Taking careful steps, I moved down the jetty, hearing the mousy squeak of timbers shifting under my feet.

“That you, Gerletz? It’s OK, I’m not stealing your precious boats.” It was the voice of the old police chief coming from the shadows. I stepped forward to see him sitting on the jetty boards with his back to a mooring post. He looked relaxed. No wonder; I saw a bottle of whiskey on the boards beside him. Well, a third of a bottle, to be more precise. A shot glass sat neatly beside the bottle.

“Gerletz, don’t worry. Go back to sleep. I’m guarding your damn boats tonight.”

“It’s not Peter Gerletz,” I said.

“Who then? Not one of my ghosts come to haunt me?” I heard a soft laugh as he poured a splash of whiskey into the shot glass.

“It’s Greg Valdiva.”

“Oh, the outsider?” He swallowed the shot in one. “But it’s not fair to call you an outsider now, is it? You’ve been here… what? Six months?”

“Eight.”

“Eight? As long as that?”

He groaned a bone-weary groan as he made himself more comfortable against the post. “So, what brings you down here? A midnight swim?”

“No.” I could hardly say I intended to break one of the Caucus’s shiny-new laws. Instead I shrugged. “Couldn’t sleep.”

“Ah, Valdiva, you’re one of the guard, aren’t you?”

“Yes.”

“So you saw that sorry spectacle today?”

I nodded.

“You know, that really works against my grain, Valdiva. I swore to uphold law and order and protect the innocent. I’ve still got my badge and I still clean it with complete and sincere pride.”

“We had no choice. We had to refuse them entry.”

“Especially after last week.

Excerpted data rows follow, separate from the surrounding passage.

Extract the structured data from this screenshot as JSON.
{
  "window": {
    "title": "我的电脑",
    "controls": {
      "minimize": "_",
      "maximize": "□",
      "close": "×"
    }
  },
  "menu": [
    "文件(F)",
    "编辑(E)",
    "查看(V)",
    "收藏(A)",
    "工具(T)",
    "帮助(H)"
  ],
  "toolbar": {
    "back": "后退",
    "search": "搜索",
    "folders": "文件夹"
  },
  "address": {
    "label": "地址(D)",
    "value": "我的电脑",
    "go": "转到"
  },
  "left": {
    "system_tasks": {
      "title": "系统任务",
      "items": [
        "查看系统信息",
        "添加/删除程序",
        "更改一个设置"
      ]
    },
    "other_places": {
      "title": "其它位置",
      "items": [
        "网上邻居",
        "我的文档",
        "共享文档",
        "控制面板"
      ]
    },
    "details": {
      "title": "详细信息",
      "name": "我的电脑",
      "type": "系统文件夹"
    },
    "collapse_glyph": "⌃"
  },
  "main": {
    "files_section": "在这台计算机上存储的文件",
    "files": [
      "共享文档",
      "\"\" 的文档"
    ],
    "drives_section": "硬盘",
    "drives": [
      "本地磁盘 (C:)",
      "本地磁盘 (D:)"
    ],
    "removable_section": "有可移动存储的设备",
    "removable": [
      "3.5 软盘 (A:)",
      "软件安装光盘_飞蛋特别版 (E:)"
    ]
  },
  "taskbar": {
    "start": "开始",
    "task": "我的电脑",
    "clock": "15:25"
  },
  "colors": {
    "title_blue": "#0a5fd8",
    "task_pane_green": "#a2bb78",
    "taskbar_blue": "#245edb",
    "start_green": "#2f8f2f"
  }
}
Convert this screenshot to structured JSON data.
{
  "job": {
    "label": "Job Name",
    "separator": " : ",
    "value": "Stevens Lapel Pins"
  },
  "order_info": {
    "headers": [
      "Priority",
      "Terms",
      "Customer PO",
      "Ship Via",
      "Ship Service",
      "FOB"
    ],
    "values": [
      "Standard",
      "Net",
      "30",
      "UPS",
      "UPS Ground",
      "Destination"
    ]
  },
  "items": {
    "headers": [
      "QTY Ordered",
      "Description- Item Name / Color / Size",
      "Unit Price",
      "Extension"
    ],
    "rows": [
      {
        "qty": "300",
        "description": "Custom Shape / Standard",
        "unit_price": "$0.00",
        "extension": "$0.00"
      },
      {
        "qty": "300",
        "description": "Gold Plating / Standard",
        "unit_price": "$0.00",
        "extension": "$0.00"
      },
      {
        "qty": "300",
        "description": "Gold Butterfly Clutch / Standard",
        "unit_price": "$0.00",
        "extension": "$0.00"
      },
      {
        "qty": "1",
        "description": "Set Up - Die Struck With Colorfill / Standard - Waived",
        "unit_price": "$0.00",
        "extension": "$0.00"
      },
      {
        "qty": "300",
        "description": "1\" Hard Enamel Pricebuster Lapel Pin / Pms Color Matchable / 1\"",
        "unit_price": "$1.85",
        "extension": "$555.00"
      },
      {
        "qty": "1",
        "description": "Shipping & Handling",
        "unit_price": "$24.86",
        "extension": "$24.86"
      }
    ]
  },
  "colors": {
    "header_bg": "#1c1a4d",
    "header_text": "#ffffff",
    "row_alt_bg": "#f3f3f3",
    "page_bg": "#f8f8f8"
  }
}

When that blue-eyed American boy.. .” He merely gestured with the glass instead of finishing the sentence. “It seems that damn bug can get into our blood, too. No one’s immune, isn’t that so?”

“I guess.”

“You guess right, my friend. But even so. What happened today just didn’t seem right. That pregnant lady? She needed our help. But we just told them to shove off. That sticks in my craw. I say if we’re going to go down with a case of Jumpy we might as well get it over with, because we’re only postponing the inevitable by hiding away here.”

“You’re going to tell the Caucus that?”

He looked up as if seeing me properly for the first time. “Valdiva. You speak your mind, don’t you? As well as being our town executioner… Pardon me, you didn’t need reminding of that. Jack Daniel’s always did loosen my tongue past the point where my diplomatic side becomes a mere speck on the horizon…” He seemed to lose the thread for a while. He charged his glass again, then downed it in one. “Here I am like some old wino. I busted plenty of those when I first joined the force. Hell, the smell of their pee followed you home. It got so Mary made me change out of my uniform in the garage. We even had a shower installed in the utility room there. ‘Get out of those clothes,’ she’d say, ‘you’ve been hauling in drunks again. I can smell the pee on your jacket.’ ” He chuckled. “That’s why I refuse to drink this whiskey out of the bottle like a bum. I’m drinking it out of a glass like an officer and a gentleman.” He poured another shot. “The answer to your question, Valdiva, is no. I won’t be telling the Caucus that Sullivan here is a hopeless case… a terminal patient waiting for the inevitable. That we’re all going to contract that damn disease one day. We are, but I won’t tell them that. I have what you might call such a strong sense of duty it’s pathological. So I’ll do my hardest to do the right thing for our community. Even if I sometimes think-privately, mind-it stinks… stinks of something brown and wet. Now, sir, can I interest you in a glass of this?”